Other problems include making the YBCO in the right state; a lot of research is going into making thin films of it and finding a way of making it into a continuous wire, rather than just an assembly of crystals packed together that are unable to conduct decent currents. Investigators are looking into depositing YBCO on top of flexible metal wires, and research into this continues.
Apart from this, there are lots of everyday applications for yttrium compounds In its compounds yttrium is always present as the yttrium three plus ion, which means that it is colourless and has no unpaired electrons; therefore it does not have any interesting magnetic or spectroscopic properties of its own. The up side of this is that yttrium compounds make very good host materials for other lanthanides.
The most familiar application lies in the red phosphor in cathode ray tubes, as used in traditional colour TV sets. This is made of yttrium oxysulphide, Y2O2S containing a small amount of trivalent europium ions. Similarly, yttrium hosts are often used to accommodate terbium ions, which are green phosphors. Such materials are used in the 'cool white' fluorescent lamps.
Yttrium aluminium garnet, also known as YAG, is a very important synthetic mineral. It is used to make hard, artificial diamonds, which sparkle just like the real ones. What is more, by introducing small quantities of lanthanide ions, materials with a range of useful properties can be made. Introduce a small amount of cerium for example, and you have a good yellow phosphor. Or add 1 % of neodymium to YAG and you get the most widely used solid-state laser material. And erbium gives you an infrared laser.
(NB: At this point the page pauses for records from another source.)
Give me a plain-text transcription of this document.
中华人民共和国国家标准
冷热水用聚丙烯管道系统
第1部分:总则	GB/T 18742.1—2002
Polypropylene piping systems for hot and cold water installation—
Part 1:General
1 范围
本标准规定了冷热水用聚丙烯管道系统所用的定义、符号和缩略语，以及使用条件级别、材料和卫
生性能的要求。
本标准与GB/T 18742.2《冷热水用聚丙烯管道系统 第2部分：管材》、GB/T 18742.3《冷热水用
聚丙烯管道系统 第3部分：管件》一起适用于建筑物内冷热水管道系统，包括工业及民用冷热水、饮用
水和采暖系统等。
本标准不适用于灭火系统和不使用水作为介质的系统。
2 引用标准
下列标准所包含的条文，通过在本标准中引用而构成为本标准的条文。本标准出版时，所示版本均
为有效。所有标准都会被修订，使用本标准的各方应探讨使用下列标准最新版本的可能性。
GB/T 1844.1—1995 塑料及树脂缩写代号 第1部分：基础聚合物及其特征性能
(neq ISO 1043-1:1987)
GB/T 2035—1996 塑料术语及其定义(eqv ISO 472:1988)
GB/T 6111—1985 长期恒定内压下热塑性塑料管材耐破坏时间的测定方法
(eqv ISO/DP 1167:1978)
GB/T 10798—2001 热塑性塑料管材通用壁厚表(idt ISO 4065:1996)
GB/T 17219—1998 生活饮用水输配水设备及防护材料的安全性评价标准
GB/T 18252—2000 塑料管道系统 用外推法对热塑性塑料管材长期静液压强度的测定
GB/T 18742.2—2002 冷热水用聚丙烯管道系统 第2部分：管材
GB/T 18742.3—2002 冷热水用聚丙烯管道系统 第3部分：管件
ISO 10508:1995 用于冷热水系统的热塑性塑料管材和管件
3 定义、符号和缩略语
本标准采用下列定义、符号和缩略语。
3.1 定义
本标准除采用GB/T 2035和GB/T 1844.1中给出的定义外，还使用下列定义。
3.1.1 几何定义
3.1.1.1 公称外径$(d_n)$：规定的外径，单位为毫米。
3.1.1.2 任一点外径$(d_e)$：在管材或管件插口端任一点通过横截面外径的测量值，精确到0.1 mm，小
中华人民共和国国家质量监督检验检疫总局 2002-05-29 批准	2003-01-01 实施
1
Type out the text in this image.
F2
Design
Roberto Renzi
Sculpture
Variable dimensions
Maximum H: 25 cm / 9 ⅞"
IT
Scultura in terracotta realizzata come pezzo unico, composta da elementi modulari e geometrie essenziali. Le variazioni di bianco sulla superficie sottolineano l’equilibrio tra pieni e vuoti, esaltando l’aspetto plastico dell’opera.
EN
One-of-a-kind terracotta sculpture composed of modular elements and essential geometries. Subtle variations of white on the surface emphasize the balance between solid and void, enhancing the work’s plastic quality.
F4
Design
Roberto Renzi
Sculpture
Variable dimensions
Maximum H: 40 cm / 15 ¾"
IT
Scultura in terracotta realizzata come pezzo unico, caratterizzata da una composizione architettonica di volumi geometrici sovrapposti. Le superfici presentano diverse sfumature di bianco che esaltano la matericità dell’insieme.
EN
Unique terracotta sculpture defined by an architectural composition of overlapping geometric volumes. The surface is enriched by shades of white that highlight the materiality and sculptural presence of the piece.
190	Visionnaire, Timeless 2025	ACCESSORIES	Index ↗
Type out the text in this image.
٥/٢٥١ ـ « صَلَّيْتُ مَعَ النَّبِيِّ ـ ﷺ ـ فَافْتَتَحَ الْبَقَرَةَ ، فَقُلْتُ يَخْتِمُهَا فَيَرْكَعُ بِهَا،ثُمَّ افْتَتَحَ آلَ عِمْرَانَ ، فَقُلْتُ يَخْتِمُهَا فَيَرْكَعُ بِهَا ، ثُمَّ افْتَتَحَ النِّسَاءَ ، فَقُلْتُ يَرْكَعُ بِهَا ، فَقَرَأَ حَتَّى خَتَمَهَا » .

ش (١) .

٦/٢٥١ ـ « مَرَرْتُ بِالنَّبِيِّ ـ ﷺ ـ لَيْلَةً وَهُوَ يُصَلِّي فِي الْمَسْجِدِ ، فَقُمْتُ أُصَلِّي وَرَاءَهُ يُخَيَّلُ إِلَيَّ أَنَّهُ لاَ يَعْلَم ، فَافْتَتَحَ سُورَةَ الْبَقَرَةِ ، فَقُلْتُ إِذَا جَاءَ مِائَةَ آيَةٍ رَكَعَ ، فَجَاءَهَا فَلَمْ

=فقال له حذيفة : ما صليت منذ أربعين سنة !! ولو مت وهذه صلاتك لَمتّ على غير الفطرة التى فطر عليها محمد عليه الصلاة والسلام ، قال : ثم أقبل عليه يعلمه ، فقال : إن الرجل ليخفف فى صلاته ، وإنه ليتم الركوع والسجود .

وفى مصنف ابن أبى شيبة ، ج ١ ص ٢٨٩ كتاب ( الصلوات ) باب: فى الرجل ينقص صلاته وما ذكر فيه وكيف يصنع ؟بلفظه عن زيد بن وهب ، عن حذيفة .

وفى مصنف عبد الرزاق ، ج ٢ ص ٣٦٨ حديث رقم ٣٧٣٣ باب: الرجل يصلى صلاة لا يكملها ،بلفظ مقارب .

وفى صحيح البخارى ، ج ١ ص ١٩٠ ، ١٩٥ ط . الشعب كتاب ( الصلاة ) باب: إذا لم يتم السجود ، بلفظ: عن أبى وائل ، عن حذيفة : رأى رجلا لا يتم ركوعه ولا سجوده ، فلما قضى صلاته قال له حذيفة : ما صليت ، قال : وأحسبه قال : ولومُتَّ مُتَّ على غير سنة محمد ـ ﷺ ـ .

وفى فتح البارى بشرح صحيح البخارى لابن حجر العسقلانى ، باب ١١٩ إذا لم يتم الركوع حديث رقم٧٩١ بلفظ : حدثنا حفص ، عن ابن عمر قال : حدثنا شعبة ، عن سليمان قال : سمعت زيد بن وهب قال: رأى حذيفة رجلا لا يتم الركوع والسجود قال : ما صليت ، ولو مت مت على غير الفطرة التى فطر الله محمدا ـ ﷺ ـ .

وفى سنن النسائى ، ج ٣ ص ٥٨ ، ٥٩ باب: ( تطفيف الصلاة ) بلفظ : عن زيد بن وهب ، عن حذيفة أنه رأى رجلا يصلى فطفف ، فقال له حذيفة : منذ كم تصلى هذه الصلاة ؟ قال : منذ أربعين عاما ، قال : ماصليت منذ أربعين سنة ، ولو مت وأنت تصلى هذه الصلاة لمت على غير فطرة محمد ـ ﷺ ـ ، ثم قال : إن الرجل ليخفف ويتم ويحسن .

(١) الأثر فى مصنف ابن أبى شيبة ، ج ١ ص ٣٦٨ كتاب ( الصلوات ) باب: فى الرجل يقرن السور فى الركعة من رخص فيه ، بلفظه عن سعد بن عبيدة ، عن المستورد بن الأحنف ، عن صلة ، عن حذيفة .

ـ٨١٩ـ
Yttrium also finds use in fuel cells for powering cars and buses, computers and digital phones and, potentially, buildings. A small amount of yttrium oxide is added to zirconium oxide to make what is known as yttria-stabilized zirconia (also called YSZ). That has the unusual property of conducting oxide ions, making it very useful in these fuel cells. YSZ is also used to make the lambda sensors fitted to the exhaust sytem of your car. These monitor the amount of oxygen in the exhaust gases and sends feedback to give the best air-fuel mixture into the engine.
So, that is yttrium for you. Colourless, unspectacular, but undoubtedly fulfilling a lot of important supporting roles.
Meera Senthilingam
And so the Oscar for best supporting role goes to, you guessed it, yttrium. That was Uppingham School's Simon Cotton with the multiple roles and uses of yttrium. Now next week we've got an element that could take us into another dimension.
Hayley Birch
In 1949, Milton Smith published a short work of fiction that he entitled The mystery of element 117. The real element 117 is yet to be discovered – it's a blank space in the periodic table just below the halogens. Smith's 117, however, was a strange material that could be used to open a window to another dimension. He called it a magnetic monopole substance – one that instead of having poles, plural, like an ordinary magnet, had a pole. Singular. Now, whilst no reputable scientist would argue that a magnetic monopole could open an inter-dimensional portal, its existence isn't outside the realms of possibility and if recent reports are anything to go by, it could depend on an otherwise mundane metallic element that you can find skulking around near the bottom of the periodic table: holmium.